Très prolifique sur la problématique de l’artificialisation, le Sénat a tenu ce 13 décembre, au sein de la commission de l'aménagement du territoire et du développement durable, une table ronde consacrée à la santé des sols. Disposer de référentiels territoriaux pour évaluer l’état écologique des sols et leur multifonctionnalité constitue un enjeu essentiel pour améliorer le suivi de l’artificialisation, lutter contre le changement climatique et préserver la biodiversité.

"La santé des sols et les évolutions normatives relatives à l’occupation et aux usages des sols", tel était l’intitulé d’une table ronde organisée, ce 13 décembre, au sein de la commission de l'aménagement du territoire et du développement durable du Sénat. "Un sujet qui me tient bien à cœur mais qui occupe encore une place trop réduite dans les débats parlementaires et nos politiques publiques", a d’emblée constaté son président, Jean-François Longeot. "Si les enjeux de la pollution atmosphérique et aquatique sont relativement bien identifiés ainsi que leurs effets sur la santé humaine et les manières d’agir pour réduire les pressions issues des activités humaines, on ne peut pas en dire autant des sols", remarque-t-il.

Les lignes sont toutefois en train de bouger.

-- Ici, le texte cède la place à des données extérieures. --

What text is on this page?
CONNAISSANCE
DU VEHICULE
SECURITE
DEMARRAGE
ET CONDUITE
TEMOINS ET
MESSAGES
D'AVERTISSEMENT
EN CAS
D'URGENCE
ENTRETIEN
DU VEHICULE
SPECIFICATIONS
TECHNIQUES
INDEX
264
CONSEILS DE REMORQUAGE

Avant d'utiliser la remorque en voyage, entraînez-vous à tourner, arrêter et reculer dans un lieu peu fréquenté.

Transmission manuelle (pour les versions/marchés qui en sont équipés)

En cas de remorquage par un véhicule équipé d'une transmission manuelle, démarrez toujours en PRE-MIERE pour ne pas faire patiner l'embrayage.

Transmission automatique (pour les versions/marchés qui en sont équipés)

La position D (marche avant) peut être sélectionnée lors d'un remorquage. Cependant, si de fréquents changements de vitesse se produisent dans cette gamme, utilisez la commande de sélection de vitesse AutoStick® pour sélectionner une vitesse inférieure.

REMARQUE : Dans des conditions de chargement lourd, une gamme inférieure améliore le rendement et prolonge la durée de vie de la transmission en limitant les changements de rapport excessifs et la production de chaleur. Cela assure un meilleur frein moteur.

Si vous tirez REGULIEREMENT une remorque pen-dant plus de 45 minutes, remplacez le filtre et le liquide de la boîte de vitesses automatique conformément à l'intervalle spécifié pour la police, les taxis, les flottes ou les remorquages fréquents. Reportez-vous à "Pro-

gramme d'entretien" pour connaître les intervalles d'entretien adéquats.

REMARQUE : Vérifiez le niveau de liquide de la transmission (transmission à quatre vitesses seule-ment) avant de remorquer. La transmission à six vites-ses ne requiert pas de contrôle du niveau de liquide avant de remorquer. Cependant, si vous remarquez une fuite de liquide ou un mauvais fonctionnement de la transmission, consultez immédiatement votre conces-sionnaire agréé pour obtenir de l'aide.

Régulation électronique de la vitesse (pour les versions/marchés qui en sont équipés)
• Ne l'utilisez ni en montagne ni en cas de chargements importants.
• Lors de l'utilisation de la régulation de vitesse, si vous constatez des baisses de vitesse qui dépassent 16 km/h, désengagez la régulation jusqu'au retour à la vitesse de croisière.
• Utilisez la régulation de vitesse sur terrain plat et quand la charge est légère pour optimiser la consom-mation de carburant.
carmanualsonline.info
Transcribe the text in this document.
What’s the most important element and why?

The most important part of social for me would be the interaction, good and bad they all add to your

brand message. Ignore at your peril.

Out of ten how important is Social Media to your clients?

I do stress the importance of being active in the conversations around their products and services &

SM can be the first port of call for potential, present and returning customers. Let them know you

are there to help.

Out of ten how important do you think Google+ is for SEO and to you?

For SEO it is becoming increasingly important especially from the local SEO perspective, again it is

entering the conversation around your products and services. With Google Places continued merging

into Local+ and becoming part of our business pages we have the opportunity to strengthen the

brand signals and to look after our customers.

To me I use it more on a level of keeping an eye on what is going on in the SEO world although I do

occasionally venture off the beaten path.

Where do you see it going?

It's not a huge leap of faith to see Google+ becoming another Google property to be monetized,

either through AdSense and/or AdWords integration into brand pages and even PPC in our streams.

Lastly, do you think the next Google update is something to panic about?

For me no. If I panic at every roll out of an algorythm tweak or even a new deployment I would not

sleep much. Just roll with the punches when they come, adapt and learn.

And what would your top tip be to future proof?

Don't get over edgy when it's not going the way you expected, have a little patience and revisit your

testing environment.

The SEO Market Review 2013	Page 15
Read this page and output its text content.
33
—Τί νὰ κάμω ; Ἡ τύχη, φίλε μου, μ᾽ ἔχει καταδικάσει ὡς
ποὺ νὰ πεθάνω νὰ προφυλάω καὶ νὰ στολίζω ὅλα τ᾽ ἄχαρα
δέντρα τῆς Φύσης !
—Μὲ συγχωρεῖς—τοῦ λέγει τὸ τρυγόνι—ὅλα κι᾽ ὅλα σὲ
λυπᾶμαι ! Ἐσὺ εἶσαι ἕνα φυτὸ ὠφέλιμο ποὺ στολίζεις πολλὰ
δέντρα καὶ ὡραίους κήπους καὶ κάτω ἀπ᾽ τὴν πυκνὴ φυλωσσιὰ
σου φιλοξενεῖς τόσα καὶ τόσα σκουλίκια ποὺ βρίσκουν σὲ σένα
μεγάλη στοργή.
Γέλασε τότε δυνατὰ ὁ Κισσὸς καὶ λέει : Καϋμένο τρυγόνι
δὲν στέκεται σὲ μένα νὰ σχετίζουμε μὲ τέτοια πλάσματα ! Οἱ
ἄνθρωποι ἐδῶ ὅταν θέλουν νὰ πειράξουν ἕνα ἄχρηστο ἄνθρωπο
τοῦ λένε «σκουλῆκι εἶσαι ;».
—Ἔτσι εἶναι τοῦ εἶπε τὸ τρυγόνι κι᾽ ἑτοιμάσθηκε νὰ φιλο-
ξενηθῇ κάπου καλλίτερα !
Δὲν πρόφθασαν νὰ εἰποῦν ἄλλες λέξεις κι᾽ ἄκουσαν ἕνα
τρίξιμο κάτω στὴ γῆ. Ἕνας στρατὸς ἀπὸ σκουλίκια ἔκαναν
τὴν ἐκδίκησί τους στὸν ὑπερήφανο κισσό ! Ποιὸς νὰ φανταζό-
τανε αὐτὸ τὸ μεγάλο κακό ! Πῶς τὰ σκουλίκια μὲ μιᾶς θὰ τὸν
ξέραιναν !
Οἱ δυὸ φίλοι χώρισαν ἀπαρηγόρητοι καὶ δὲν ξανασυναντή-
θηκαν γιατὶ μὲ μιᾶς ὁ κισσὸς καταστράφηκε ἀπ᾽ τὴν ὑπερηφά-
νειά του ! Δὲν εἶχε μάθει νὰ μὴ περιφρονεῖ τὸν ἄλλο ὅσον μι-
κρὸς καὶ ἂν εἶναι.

Partant du constat que 60% à 70% des sols européens ne sont pas en bonne santé, la Commission européenne a présenté lors de la publication de la stratégie de l’Union européenne pour la protection des sols à l'horizon 2030, un projet de directive sur "la surveillance et la résilience des sols". Il s'agit de répondre à la pression croissante qui s'exerce sur les sols et de prévenir leur dégradation. Cette situation qui concerne tous les États membres a des conséquences sur les services rendus par les écosystèmes, et donc sur les défis environnementaux et climatiques à relever. 

Les sols concentrent 59% de la biodiversité 

Le sol héberge 59% de la biodiversité de notre planète et à ce titre rend de nombreux services écosytémiques en tant que support de la production agricole (95% des nos aliments), pour le stockage du carbone ou encore la régulation de la qualité et des flux d’eau.

L'Institut national de recherche pour l'agriculture, l'alimentation et l'environnement (Inrae) s’est beaucoup investi depuis une quinzaine années pour fournir des preuves environnementales de l’intérêt de cette biodiversité. "Nous avons démontré qu’une baisse de 30% de la diversité microbienne (bactéries et champignons) au niveau d’un sol entraîne une baisse de 40% de la minéralisation de la matière organique [c’est-à-dire la capacité d’un sol à transformer la matière organique en  minéraux assimilables par les plantes], ce qui entraîne généralement une baisse de 50% de la productivité végétale et une baisse de 15% de la capacité de récupération des plantes après une sécheresse", explique Lionel Ranjard, directeur de recherche écologie du sol-agroécologie. Autre conséquence : "on perd 50% de la capacité structurale du sol, c’est-à-dire sa capacité à résister à l’érosion, à résister au tassement, sa capacité à faire un réservoir utile pour l’eau et notamment pour les plantes".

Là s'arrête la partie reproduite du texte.